(WTNH) — We’ve heard a lot about hospital workers and first-responders on the front lines of the coronavirus outbreak doing everything they can to keep citizens safe and healthy. But clinical pharmacists are on the front lines, too. And now, they are asking Governor Ned Lamont to let them conduct coronavirus testing for faster results for patients.
The Connecticut Society of Health-System Pharmacists wants to expand the role of their folks during this crisis. They say they can do more than dispense medicine.
Steph Luon PharmD, a Senior Clinical Pharmacy Specialist with Yale New Haven Hospital explained, “We may have different work environments, but we ultimately trained as pharmacists; we could help fill some of those essential front line roles.”
Luon believes she and others can help blunt the spread of Coronavirus. They have proposed an idea to state officials that would allow certain pharmacists test and treat patients and interpret those tests for COVID-19.
The Food and Drug Administration has approved the Xpress Rapid Test and made it possible for self-collected nasal swabs to be collected in clinics and at drive-thru testing sites. Doing that with your pharmacist – the Connecticut Society of Health-System Pharmacists says – would be the next step.

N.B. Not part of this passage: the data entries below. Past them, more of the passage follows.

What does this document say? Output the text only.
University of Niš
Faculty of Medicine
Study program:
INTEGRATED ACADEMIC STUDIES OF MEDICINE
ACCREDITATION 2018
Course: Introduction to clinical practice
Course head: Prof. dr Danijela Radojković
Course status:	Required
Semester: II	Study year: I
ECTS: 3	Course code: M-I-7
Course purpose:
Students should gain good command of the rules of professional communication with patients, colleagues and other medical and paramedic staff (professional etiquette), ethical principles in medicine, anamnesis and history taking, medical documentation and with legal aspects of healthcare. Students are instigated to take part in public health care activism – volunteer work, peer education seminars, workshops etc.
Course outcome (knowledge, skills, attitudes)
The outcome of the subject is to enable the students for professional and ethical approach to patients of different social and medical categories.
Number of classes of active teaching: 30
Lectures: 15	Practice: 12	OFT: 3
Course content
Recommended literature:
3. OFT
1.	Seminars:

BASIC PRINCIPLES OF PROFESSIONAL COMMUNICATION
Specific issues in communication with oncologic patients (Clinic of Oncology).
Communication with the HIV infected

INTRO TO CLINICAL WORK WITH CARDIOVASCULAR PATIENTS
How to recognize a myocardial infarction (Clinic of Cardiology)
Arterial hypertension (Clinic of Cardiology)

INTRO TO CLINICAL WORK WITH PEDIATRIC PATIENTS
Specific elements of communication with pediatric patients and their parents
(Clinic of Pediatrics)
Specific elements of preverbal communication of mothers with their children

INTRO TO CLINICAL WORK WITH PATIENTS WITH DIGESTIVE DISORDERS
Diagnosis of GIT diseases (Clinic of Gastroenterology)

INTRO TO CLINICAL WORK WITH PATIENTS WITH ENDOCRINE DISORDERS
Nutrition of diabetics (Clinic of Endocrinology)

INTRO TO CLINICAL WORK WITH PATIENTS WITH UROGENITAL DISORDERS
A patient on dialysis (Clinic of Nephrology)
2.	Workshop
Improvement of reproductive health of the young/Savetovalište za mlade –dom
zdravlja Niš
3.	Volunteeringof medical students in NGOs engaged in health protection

Luon says, “It seems like everyone is really banning together to give us the best possible chance of having a successful outcome.”

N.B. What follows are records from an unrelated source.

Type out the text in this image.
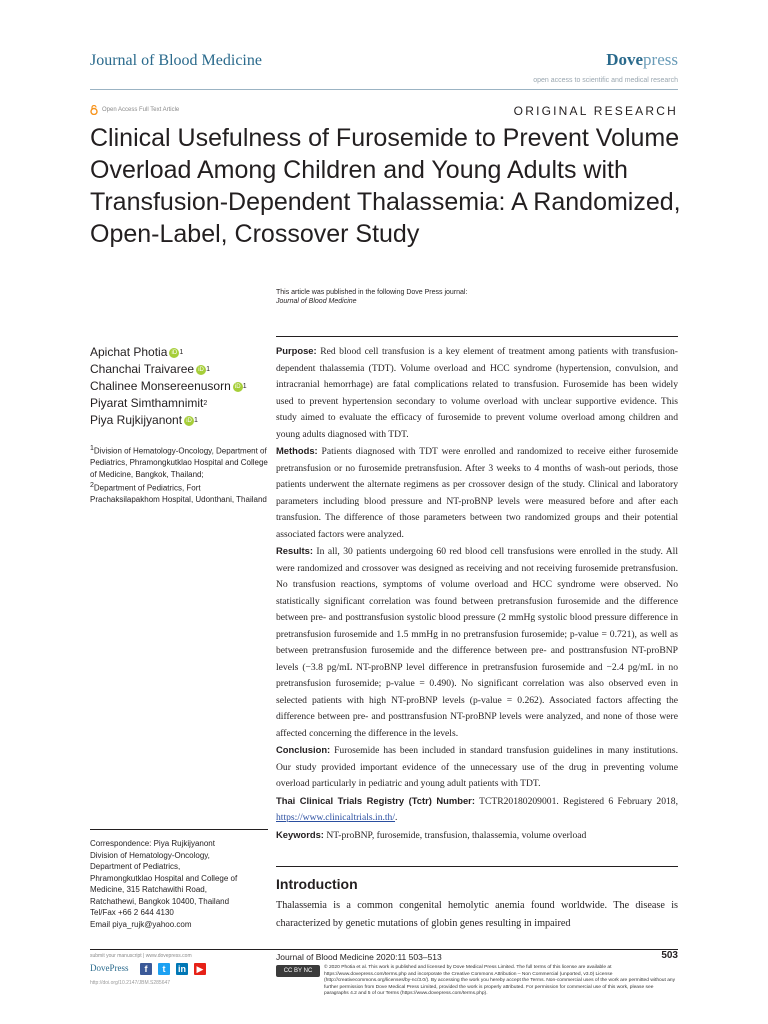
Journal of Blood Medicine	Dovepress
open access to scientific and medical research
Open Access Full Text Article	ORIGINAL RESEARCH
Clinical Usefulness of Furosemide to Prevent Volume Overload Among Children and Young Adults with Transfusion-Dependent Thalassemia: A Randomized, Open-Label, Crossover Study
This article was published in the following Dove Press journal:
Journal of Blood Medicine
Apichat Photia iD 1
Chanchai Traivaree iD 1
Chalinee Monsereenusorn iD 1
Piyarat Simthamnimit 2
Piya Rujkijyanont iD 1
$^1$Division of Hematology-Oncology, Department of Pediatrics, Phramongkutklao Hospital and College of Medicine, Bangkok, Thailand;
$^2$Department of Pediatrics, Fort Prachaksilapakhom Hospital, Udonthani, Thailand

Purpose: Red blood cell transfusion is a key element of treatment among patients with transfusion-dependent thalassemia (TDT). Volume overload and HCC syndrome (hypertension, convulsion, and intracranial hemorrhage) are fatal complications related to transfusion. Furosemide has been widely used to prevent hypertension secondary to volume overload with unclear supportive evidence. This study aimed to evaluate the efficacy of furosemide to prevent volume overload among children and young adults diagnosed with TDT.

Methods: Patients diagnosed with TDT were enrolled and randomized to receive either furosemide pretransfusion or no furosemide pretransfusion. After 3 weeks to 4 months of wash-out periods, those patients underwent the alternate regimens as per crossover design of the study. Clinical and laboratory parameters including blood pressure and NT-proBNP levels were measured before and after each transfusion. The difference of those parameters between two randomized groups and their potential associated factors were analyzed.

Results: In all, 30 patients undergoing 60 red blood cell transfusions were enrolled in the study. All were randomized and crossover was designed as receiving and not receiving furosemide pretransfusion. No transfusion reactions, symptoms of volume overload and HCC syndrome were observed. No statistically significant correlation was found between pretransfusion furosemide and the difference between pre- and posttransfusion systolic blood pressure (2 mmHg systolic blood pressure difference in pretransfusion furosemide and 1.5 mmHg in no pretransfusion furosemide; p-value = 0.721), as well as between pretransfusion furosemide and the difference between pre- and posttransfusion NT-proBNP levels (−3.8 pg/mL NT-proBNP level difference in pretransfusion furosemide and −2.4 pg/mL in no pretransfusion furosemide; p-value = 0.490). No significant correlation was also observed even in selected patients with high NT-proBNP levels (p-value = 0.262). Associated factors affecting the difference between pre- and posttransfusion NT-proBNP levels were analyzed, and none of those were affected concerning the difference in the levels.

Conclusion: Furosemide has been included in standard transfusion guidelines in many institutions. Our study provided important evidence of the unnecessary use of the drug in preventing volume overload particularly in pediatric and young adult patients with TDT.

Thai Clinical Trials Registry (Tctr) Number: TCTR20180209001. Registered 6 February 2018, https://www.clinicaltrials.in.th/.

Keywords: NT-proBNP, furosemide, transfusion, thalassemia, volume overload

Correspondence: Piya Rujkijyanont
Division of Hematology-Oncology,
Department of Pediatrics,
Phramongkutklao Hospital and College of
Medicine, 315 Ratchawithi Road,
Ratchathewi, Bangkok 10400, Thailand
Tel/Fax +66 2 644 4130
Email piya_rujk@yahoo.com
Introduction
Thalassemia is a common congenital hemolytic anemia found worldwide. The disease is characterized by genetic mutations of globin genes resulting in impaired
submit your manuscript | www.dovepress.com
DovePress	f	t	in ▶
http://doi.org/10.2147/JBM.S285647
Journal of Blood Medicine 2020:11 503–513	503
CC BY NC
© 2020 Photia et al. This work is published and licensed by Dove Medical Press Limited. The full terms of this license are available at https://www.dovepress.com/terms.php and incorporate the Creative Commons Attribution – Non Commercial (unported, v3.0) License (http://creativecommons.org/licenses/by-nc/3.0/). By accessing the work you hereby accept the Terms. Non-commercial uses of the work are permitted without any further permission from Dove Medical Press Limited, provided the work is properly attributed. For permission for commercial use of this work, please see paragraphs 4.2 and 5 of our Terms (https://www.dovepress.com/terms.php).
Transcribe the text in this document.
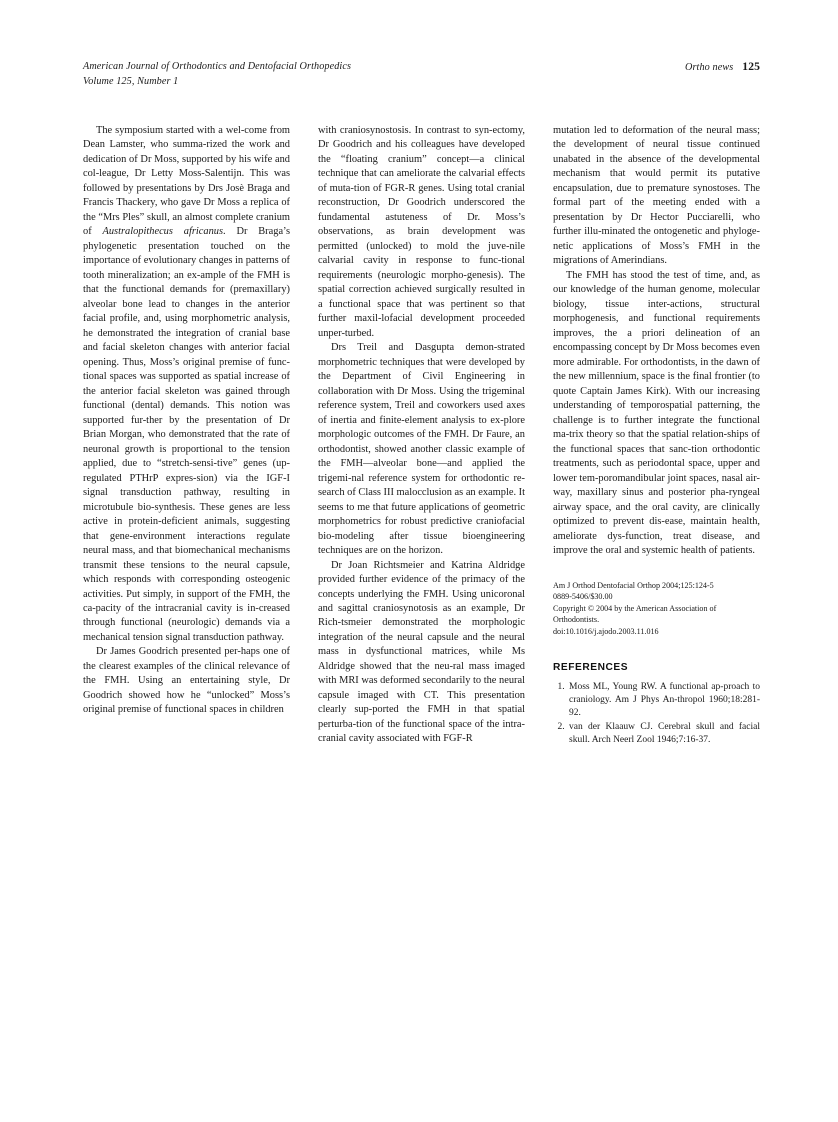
American Journal of Orthodontics and Dentofacial Orthopedics
Volume 125, Number 1
Ortho news 125

The symposium started with a wel-come from Dean Lamster, who summa-rized the work and dedication of Dr Moss, supported by his wife and col-league, Dr Letty Moss-Salentijn. This was followed by presentations by Drs Josè Braga and Francis Thackery, who gave Dr Moss a replica of the “Mrs Ples” skull, an almost complete cranium of Australopithecus africanus. Dr Braga’s phylogenetic presentation touched on the importance of evolutionary changes in patterns of tooth mineralization; an ex-ample of the FMH is that the functional demands for (premaxillary) alveolar bone lead to changes in the anterior facial profile, and, using morphometric analysis, he demonstrated the integration of cranial base and facial skeleton changes with anterior facial opening. Thus, Moss’s original premise of func-tional spaces was supported as spatial increase of the anterior facial skeleton was gained through functional (dental) demands. This notion was supported fur-ther by the presentation of Dr Brian Morgan, who demonstrated that the rate of neuronal growth is proportional to the tension applied, due to “stretch-sensi-tive” genes (up-regulated PTHrP expres-sion) via the IGF-I signal transduction pathway, resulting in microtubule bio-synthesis. These genes are less active in protein-deficient animals, suggesting that gene-environment interactions regulate neural mass, and that biomechanical mechanisms transmit these tensions to the neural capsule, which responds with corresponding osteogenic activities. Put simply, in support of the FMH, the ca-pacity of the intracranial cavity is in-creased through functional (neurologic) demands via a mechanical tension signal transduction pathway.

Dr James Goodrich presented per-haps one of the clearest examples of the clinical relevance of the FMH. Using an entertaining style, Dr Goodrich showed how he “unlocked” Moss’s original premise of functional spaces in children

with craniosynostosis. In contrast to syn-ectomy, Dr Goodrich and his colleagues have developed the “floating cranium” concept—a clinical technique that can ameliorate the calvarial effects of muta-tion of FGR-R genes. Using total cranial reconstruction, Dr Goodrich underscored the fundamental astuteness of Dr. Moss’s observations, as brain development was permitted (unlocked) to mold the juve-nile calvarial cavity in response to func-tional requirements (neurologic morpho-genesis). The spatial correction achieved surgically resulted in a functional space that was pertinent so that further maxil-lofacial development proceeded unper-turbed.

Drs Treil and Dasgupta demon-strated morphometric techniques that were developed by the Department of Civil Engineering in collaboration with Dr Moss. Using the trigeminal reference system, Treil and coworkers used axes of inertia and finite-element analysis to ex-plore morphologic outcomes of the FMH. Dr Faure, an orthodontist, showed another classic example of the FMH—alveolar bone—and applied the trigemi-nal reference system for orthodontic re-search of Class III malocclusion as an example. It seems to me that future applications of geometric morphometrics for robust predictive craniofacial bio-modeling after tissue bioengineering techniques are on the horizon.

Dr Joan Richtsmeier and Katrina Aldridge provided further evidence of the primacy of the concepts underlying the FMH. Using unicoronal and sagittal craniosynotosis as an example, Dr Rich-tsmeier demonstrated the morphologic integration of the neural capsule and the neural mass in dysfunctional matrices, while Ms Aldridge showed that the neu-ral mass imaged with MRI was deformed secondarily to the neural capsule imaged with CT. This presentation clearly sup-ported the FMH in that spatial perturba-tion of the functional space of the intra-cranial cavity associated with FGF-R

mutation led to deformation of the neural mass; the development of neural tissue continued unabated in the absence of the developmental mechanism that would permit its putative encapsulation, due to premature synostoses. The formal part of the meeting ended with a presentation by Dr Hector Pucciarelli, who further illu-minated the ontogenetic and phyloge-netic applications of Moss’s FMH in the migrations of Amerindians.

The FMH has stood the test of time, and, as our knowledge of the human genome, molecular biology, tissue inter-actions, structural morphogenesis, and functional requirements improves, the a priori delineation of an encompassing concept by Dr Moss becomes even more admirable. For orthodontists, in the dawn of the new millennium, space is the final frontier (to quote Captain James Kirk). With our increasing understanding of temporospatial patterning, the challenge is to further integrate the functional ma-trix theory so that the spatial relation-ships of the functional spaces that sanc-tion orthodontic treatments, such as periodontal space, upper and lower tem-poromandibular joint spaces, nasal air-way, maxillary sinus and posterior pha-ryngeal airway space, and the oral cavity, are clinically optimized to prevent dis-ease, maintain health, ameliorate dys-function, treat disease, and improve the oral and systemic health of patients.

Am J Orthod Dentofacial Orthop 2004;125:124-5
0889-5406/$30.00
Copyright © 2004 by the American Association of Orthodontists.
doi:10.1016/j.ajodo.2003.11.016
REFERENCES
1. Moss ML, Young RW. A functional ap-proach to craniology. Am J Phys An-thropol 1960;18:281-92.
2. van der Klaauw CJ. Cerebral skull and facial skull. Arch Neerl Zool 1946;7:16-37.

Clinical pharmacists say that successful outcome would also give patients more health care options and fill a needed gap in care. Especially, as doctors and nurses are overwhelmed.
Thomas Buckley, an Associate Clinical Professor at the University of Connecticut School of Pharmacy explained, “The value of being able to treat after you have been tested is critically important because if a person is tested and allowed to go back into the community they could – obviously if they have a virus – they can infect other people.”
The pharmacist group believes not only is allowing them to test for COVID 19 a short-term fix, but because it’s believed that a second wave of the virus will come in the fall – this could work for the long-term, as well. It’s unclear whether state officials agree.